Expectations: When I heard someone talking about this movie, they said it was like 2006's The Covenant. I became truly frightened - one time I had a nightmare I was forced to see that movie twice.
Molly Hartley is a story abusive of whatever little thrill it can provide. At one point in the movie, the script meanders for about thirty minutes without revealing anything involving Molly's secret, only offering cheap scares that become increasingly predictable.
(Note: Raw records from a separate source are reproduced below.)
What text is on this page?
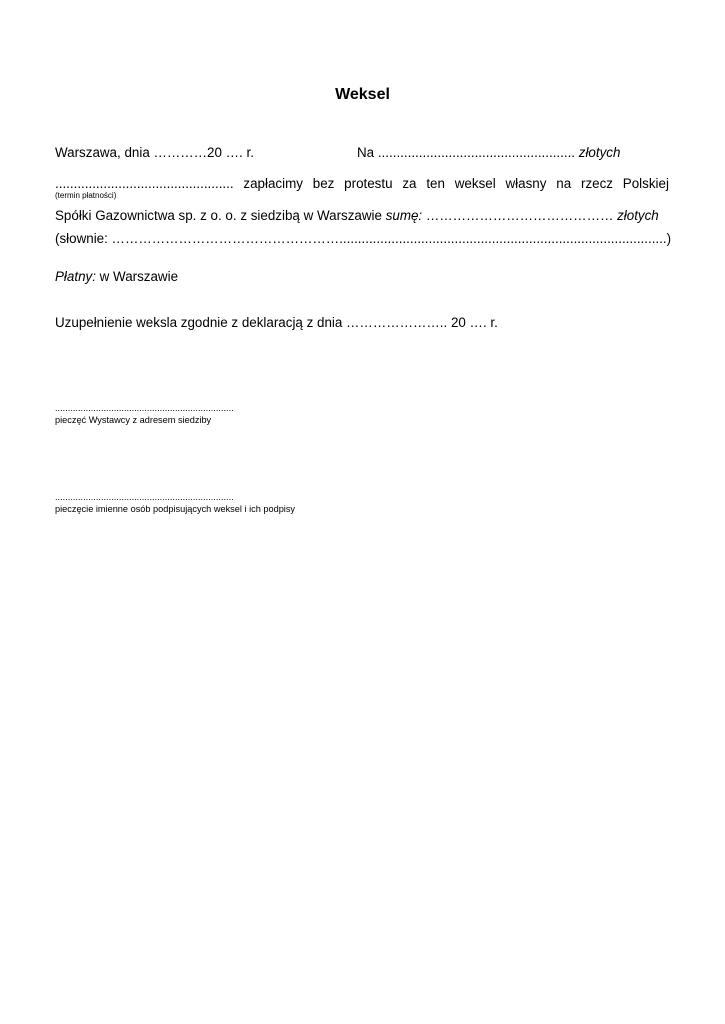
Weksel
Warszawa, dnia …………20 …. r.	Na ..................................................... złotych
................................................ zapłacimy bez protestu za ten weksel własny na rzecz Polskiej
(termin płatności)
Spółki Gazownictwa sp. z o. o. z siedzibą w Warszawie sumę: …………………………………… złotych
(słownie: ……………………………………………........................................................................................)
Płatny: w Warszawie
Uzupełnienie weksla zgodnie z deklaracją z dnia ………………….. 20 …. r.
......................................................................
pieczęć Wystawcy z adresem siedziby
......................................................................
pieczęcie imienne osób podpisujących weksel i ich podpisy
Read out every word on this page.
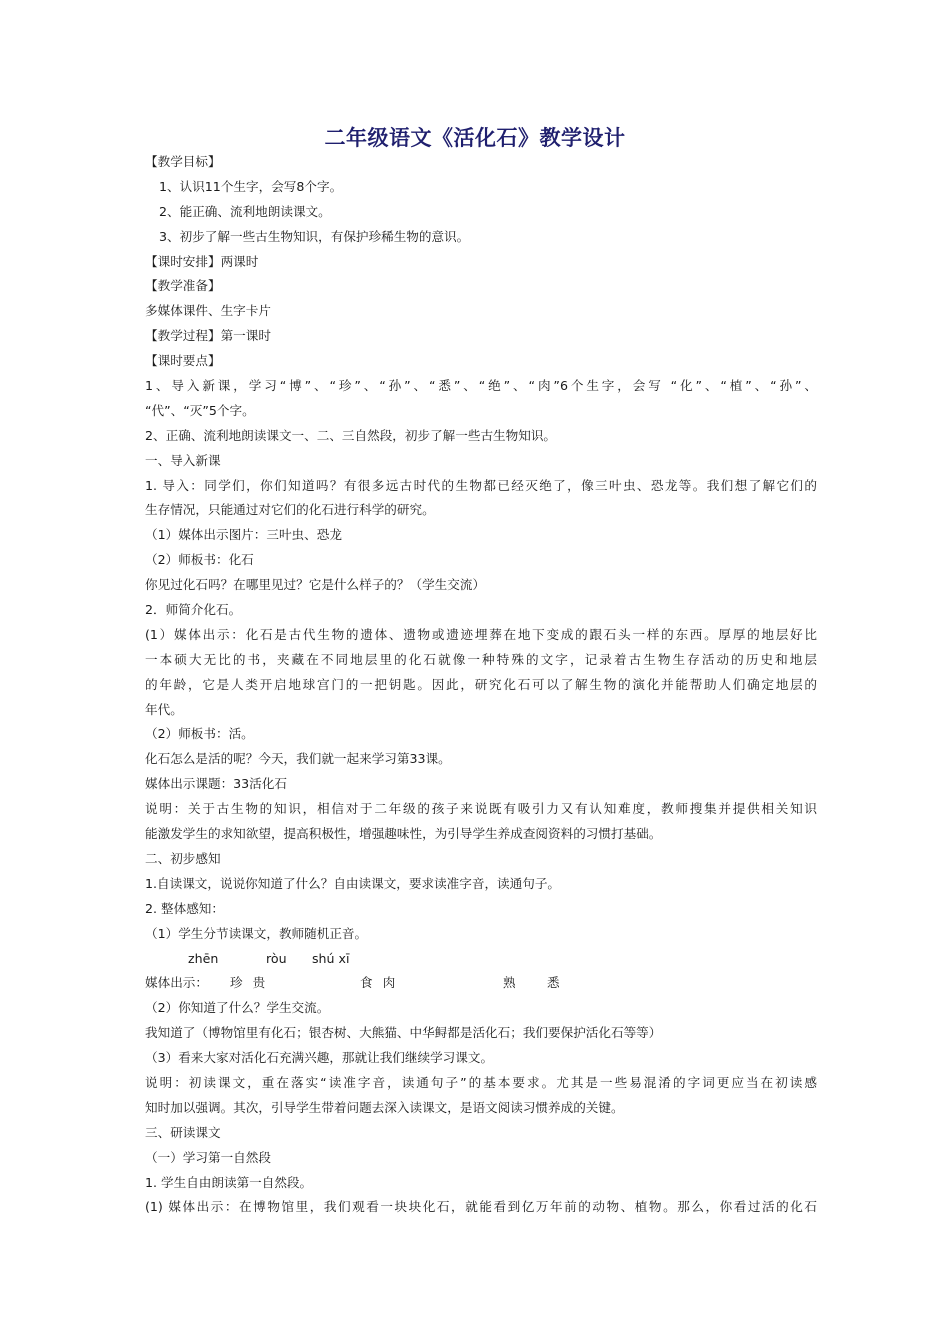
二年级语文《活化石》教学设计
【教学目标】
1、认识11个生字，会写8个字。
2、能正确、流利地朗读课文。
3、初步了解一些古生物知识，有保护珍稀生物的意识。
【课时安排】两课时
【教学准备】
多媒体课件、生字卡片
【教学过程】第一课时
【课时要点】
1、导入新课，学习“博”、“珍”、“孙”、“悉”、“绝”、“肉”6个生字，会写 “化”、“植”、“孙”、
“代”、“灭”5个字。
2、正确、流利地朗读课文一、二、三自然段，初步了解一些古生物知识。
一、导入新课
1. 导入：同学们，你们知道吗？有很多远古时代的生物都已经灭绝了，像三叶虫、恐龙等。我们想了解它们的
生存情况，只能通过对它们的化石进行科学的研究。
（1）媒体出示图片：三叶虫、恐龙
（2）师板书：化石
你见过化石吗？在哪里见过？它是什么样子的？（学生交流）
2．师简介化石。
(1）媒体出示：化石是古代生物的遗体、遗物或遗迹埋葬在地下变成的跟石头一样的东西。厚厚的地层好比
一本硕大无比的书，夹藏在不同地层里的化石就像一种特殊的文字，记录着古生物生存活动的历史和地层
的年龄，它是人类开启地球宫门的一把钥匙。因此，研究化石可以了解生物的演化并能帮助人们确定地层的
年代。
（2）师板书：活。
化石怎么是活的呢？今天，我们就一起来学习第33课。
媒体出示课题：33活化石
说明：关于古生物的知识，相信对于二年级的孩子来说既有吸引力又有认知难度，教师搜集并提供相关知识
能激发学生的求知欲望，提高积极性，增强趣味性，为引导学生养成查阅资料的习惯打基础。
二、初步感知
1.自读课文，说说你知道了什么？自由读课文，要求读准字音，读通句子。
2. 整体感知：
（1）学生分节读课文，教师随机正音。
zhēn	ròu shú xī
媒体出示： 珍 贵	食 肉	熟 悉
（2）你知道了什么？学生交流。
我知道了（博物馆里有化石；银杏树、大熊猫、中华鲟都是活化石；我们要保护活化石等等）
（3）看来大家对活化石充满兴趣，那就让我们继续学习课文。
说明：初读课文，重在落实“读准字音，读通句子”的基本要求。尤其是一些易混淆的字词更应当在初读感
知时加以强调。其次，引导学生带着问题去深入读课文，是语文阅读习惯养成的关键。
三、研读课文
（一）学习第一自然段
1. 学生自由朗读第一自然段。
(1) 媒体出示：在博物馆里，我们观看一块块化石，就能看到亿万年前的动物、植物。那么，你看过活的化石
Filled to the brim with dumb jump scenes the film has moments that bottle up the audience with false alarms and then BAM!
Modern horror has become cheap, (though the tickets aren’t), reduced to scares that only deliver on the grotesqueness of whatever is the basis for the "jump." Similar to its acting and plot, the "fear" in Molly Hartley is juvenile.
But there’s something strangely fascinating about Molly Hartley. While the film's credibility has it sharing some space in the waste bin with The Covenant or even When A Stranger Calls, its got a few surprises that might leave movie dumpster junkies scratching their heads. Certain characters and ultimately the film’s resolution poke at a strange underlying message that “evil” is good, which is both unusual to hunky-dory Hollywood mechanics and impressionable on its naïve audience. As ludicrous and unnecessary as it may be, it’s an admirable stab at the unusual by screenwriters well aware of the meaninglessness of their work. It's like when Disney animators used to get a kick out of placing phalluses in the backgrounds of certain scenes in their films.
The Haunting of Molly Hartley is as insignificant as a deformed piece of candy corn. And even though there is a slight difference in shape or size, it can't stop from looking like everything else in the bag.